In 2013, the European Food Safety Authority (EFSA) established a group Acute Reference Dose (ARfD) of 0.016 μg/kg b.w. expressed as the sum of the chemicals. ARfD of a chemical is an estimate of the amount of a substance in food (and/or drinking-water), normally expressed on a body-weight basis, which can be ingested in a period of 24 hours or less without appreciable health risk to the consumer on the basis of all known facts at the time of the evaluation.
Currently, there is no international or national food safety standard developed for atropine and scopolamine in foods. There is also no specific regulation on atropine and scopolamine in foods stipulated in the Laws of Hong Kong. Nevertheless, all foods for sale in Hong Kong must be fit for human consumption.

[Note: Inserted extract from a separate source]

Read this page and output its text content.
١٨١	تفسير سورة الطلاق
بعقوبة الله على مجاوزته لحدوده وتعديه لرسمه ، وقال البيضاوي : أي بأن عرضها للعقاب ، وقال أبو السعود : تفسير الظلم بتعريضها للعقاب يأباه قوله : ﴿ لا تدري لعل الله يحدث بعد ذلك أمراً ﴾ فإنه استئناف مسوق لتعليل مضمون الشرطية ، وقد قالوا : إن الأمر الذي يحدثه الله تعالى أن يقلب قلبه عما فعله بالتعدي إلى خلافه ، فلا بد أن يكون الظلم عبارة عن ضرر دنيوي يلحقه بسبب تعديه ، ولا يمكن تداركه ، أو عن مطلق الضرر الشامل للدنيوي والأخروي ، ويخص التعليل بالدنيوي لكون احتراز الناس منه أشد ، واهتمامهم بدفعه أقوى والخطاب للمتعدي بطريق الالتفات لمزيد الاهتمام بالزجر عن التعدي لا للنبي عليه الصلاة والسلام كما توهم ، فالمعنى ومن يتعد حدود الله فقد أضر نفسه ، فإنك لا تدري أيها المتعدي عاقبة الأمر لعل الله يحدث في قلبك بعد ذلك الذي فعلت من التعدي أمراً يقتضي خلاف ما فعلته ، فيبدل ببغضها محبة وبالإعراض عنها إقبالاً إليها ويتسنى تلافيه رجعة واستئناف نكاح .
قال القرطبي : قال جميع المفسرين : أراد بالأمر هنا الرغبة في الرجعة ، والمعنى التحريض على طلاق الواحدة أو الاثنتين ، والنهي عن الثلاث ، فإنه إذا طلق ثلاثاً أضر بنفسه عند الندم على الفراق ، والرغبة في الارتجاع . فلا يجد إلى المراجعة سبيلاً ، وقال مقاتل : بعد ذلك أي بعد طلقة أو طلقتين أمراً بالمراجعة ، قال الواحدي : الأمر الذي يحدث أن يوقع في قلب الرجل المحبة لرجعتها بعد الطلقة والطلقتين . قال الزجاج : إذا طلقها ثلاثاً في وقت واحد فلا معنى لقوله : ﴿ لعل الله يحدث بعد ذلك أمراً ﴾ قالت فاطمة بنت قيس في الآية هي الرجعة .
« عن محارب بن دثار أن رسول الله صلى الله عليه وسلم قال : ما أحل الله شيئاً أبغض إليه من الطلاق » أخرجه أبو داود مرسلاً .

To protect public health, the CFS has immediately contacted the major importer of the products concerned in Hong Kong to initiate a recall of the products from the market. The CFS has also alerted the trade and the public of the incident. Besides, to ensure all products mentioned in the RASFF notification are not available in the market, the CFS has conducted checks on major local retail outlets and has not found the products available for sale.
Key Points to Note
- Atropine and scopolamine are alkaloids which naturally occur in plants of several families.
- Poisoning associated with foods is the result of contamination of crops with seeds of the alkaloid-containing plants.
- Consumption of implicated products may cause short term adverse effects. Long term health effects are not expected.
Advice to the Trade
- The trade should ensure that the foods they sell or import are fit for human consumption and comply with legal standards.
- The trade should verify that their suppliers have controls in place to ensure that the raw materials they used comply with food legislation.
Advice to the Public
- Consumers should not feed infants and toddlers with the products concerned.
- If infants and toddlers feel sick after consuming the products concerned, medical advice should be sought.